Your brain is actually a very soft, delicate organ which is encased in a very hard shell—your skull. Sounds good so far; but when you realize that the inside of your “brain case” is lined with many sharp, bony points, you begin to understand the grave danger your mental muscle faces when violently jostled in such a unforgiving environment.
Here are some wise steps you can take to protect your brain (or your child’s brain) from “unnecessary roughness”.
Choose your sport wisely— Recent studies have found that, next to football players, girl soccer players experience the greatest number of head injuries among young people. You must consider the risk to yourself (or to your child) when you sign up for highly competitive contact sports and judge accordingly.

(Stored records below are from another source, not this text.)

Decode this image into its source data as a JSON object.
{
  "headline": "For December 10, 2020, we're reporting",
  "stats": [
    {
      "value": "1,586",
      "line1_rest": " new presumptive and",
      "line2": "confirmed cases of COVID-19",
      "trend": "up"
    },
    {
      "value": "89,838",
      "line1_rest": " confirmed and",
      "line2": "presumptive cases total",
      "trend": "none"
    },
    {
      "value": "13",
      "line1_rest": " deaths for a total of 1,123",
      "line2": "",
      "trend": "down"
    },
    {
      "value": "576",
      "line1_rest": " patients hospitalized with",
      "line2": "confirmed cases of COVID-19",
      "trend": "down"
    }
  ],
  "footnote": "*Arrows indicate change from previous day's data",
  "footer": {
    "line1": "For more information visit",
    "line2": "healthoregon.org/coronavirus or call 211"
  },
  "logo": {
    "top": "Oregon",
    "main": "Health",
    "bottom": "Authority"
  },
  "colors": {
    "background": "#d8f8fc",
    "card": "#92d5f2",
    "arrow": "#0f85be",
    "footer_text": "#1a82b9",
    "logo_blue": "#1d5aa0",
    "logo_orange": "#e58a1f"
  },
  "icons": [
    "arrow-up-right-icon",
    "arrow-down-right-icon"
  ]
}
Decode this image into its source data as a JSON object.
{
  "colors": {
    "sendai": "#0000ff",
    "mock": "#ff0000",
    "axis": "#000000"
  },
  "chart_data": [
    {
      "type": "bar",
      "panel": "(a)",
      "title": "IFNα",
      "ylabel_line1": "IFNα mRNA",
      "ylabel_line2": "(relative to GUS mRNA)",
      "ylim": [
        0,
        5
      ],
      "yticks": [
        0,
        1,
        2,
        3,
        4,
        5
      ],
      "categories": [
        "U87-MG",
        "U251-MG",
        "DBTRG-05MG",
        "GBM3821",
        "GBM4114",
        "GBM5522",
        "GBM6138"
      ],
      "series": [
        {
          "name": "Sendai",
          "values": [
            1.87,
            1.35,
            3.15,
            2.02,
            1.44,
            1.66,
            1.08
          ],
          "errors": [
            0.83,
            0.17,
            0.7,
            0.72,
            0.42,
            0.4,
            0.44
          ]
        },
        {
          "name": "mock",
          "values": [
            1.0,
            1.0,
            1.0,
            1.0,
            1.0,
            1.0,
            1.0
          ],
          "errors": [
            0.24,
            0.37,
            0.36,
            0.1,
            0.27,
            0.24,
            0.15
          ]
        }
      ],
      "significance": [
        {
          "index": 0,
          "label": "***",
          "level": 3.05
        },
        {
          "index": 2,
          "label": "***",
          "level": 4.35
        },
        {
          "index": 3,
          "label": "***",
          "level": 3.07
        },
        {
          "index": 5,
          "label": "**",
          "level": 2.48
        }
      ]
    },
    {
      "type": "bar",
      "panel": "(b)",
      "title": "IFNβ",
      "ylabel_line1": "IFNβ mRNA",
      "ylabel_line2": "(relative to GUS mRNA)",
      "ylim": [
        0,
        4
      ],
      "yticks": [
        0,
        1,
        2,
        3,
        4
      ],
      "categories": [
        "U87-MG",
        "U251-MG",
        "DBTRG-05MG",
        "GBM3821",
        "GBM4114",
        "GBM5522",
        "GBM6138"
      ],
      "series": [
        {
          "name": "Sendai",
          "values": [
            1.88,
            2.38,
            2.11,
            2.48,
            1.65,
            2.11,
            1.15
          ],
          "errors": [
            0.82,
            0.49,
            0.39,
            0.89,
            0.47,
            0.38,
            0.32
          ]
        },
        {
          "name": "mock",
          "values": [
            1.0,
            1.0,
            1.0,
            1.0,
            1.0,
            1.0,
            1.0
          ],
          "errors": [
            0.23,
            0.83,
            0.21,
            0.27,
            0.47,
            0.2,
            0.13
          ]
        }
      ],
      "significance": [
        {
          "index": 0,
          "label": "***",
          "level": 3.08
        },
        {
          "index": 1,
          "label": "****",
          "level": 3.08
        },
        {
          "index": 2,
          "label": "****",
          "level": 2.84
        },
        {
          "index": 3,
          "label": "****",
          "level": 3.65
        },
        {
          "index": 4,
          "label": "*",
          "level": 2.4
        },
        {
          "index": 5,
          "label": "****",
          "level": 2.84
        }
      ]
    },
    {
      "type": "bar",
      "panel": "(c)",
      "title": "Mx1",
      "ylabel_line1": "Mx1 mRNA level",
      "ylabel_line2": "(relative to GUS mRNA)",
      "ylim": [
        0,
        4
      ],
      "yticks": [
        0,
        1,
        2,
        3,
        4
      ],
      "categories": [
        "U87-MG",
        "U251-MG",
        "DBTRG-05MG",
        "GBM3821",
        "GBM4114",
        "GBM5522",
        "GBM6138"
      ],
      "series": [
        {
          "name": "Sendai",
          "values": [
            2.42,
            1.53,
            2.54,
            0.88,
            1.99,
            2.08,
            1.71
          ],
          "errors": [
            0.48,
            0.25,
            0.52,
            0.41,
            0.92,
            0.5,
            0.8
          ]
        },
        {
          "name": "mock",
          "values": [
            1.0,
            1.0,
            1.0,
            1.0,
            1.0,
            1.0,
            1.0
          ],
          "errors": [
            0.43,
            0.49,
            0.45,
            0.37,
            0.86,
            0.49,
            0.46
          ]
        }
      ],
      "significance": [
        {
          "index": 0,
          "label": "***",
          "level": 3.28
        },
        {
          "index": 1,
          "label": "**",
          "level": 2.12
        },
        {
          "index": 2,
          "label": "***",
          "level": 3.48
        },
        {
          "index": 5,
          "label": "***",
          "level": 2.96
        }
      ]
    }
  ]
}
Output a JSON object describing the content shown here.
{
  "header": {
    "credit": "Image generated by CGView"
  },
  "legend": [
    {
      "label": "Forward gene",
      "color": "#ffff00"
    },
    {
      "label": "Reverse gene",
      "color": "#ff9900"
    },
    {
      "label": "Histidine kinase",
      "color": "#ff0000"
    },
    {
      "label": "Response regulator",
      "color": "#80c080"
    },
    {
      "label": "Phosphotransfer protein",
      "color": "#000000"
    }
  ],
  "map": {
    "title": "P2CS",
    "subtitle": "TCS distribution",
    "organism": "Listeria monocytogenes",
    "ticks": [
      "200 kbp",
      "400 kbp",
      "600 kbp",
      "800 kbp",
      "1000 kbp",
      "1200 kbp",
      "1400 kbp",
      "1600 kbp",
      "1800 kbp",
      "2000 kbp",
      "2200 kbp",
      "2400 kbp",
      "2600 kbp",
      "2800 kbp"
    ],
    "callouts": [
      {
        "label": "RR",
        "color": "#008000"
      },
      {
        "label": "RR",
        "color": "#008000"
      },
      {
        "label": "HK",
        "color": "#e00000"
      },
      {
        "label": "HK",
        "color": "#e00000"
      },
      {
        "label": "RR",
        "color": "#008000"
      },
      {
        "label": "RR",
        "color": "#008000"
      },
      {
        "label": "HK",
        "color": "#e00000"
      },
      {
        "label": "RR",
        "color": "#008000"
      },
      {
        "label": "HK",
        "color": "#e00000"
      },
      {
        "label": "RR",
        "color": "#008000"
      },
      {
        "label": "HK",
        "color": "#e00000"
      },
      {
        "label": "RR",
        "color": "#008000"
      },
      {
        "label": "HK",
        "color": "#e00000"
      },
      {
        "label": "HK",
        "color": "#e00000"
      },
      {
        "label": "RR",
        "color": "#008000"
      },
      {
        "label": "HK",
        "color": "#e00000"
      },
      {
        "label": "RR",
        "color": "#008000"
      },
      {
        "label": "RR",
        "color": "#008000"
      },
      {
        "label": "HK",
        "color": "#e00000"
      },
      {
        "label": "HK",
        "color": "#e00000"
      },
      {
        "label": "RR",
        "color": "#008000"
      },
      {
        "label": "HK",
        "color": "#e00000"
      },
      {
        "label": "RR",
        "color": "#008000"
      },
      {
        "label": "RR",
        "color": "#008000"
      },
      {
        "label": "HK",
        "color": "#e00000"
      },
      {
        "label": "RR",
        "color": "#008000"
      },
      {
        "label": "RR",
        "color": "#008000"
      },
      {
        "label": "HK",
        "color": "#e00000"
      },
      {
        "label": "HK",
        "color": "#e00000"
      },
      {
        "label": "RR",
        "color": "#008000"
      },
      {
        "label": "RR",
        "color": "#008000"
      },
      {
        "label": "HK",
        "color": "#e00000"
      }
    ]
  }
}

Always wear your seat belt—Before you put your car in drive, when you hop in the back of a cab, or when you are on a bus make sure you buckle up for better brain health. Your brain is no match for your dashboard, windshield or the hard seat in front of you.
Don’t ride or glide without a helmet—A number of years ago I lost a 20 year old patient of mine to a skateboarding/head trauma ordeal. Too many needless deaths or cases of permanent brain damage result from neglecting to use head gear. Please, for the sake of your brain and your life, use a secured helmet when you are recreating on wheels or blades (motorcycle, bike, skateboard, inline skates, wave boards, ice skating, skiing or snowboarding, etc).
Use caution when diving—Never dive into a body of water without knowing for sure how deep it is! The depth of water considered safe for headlong diving is 9 feet.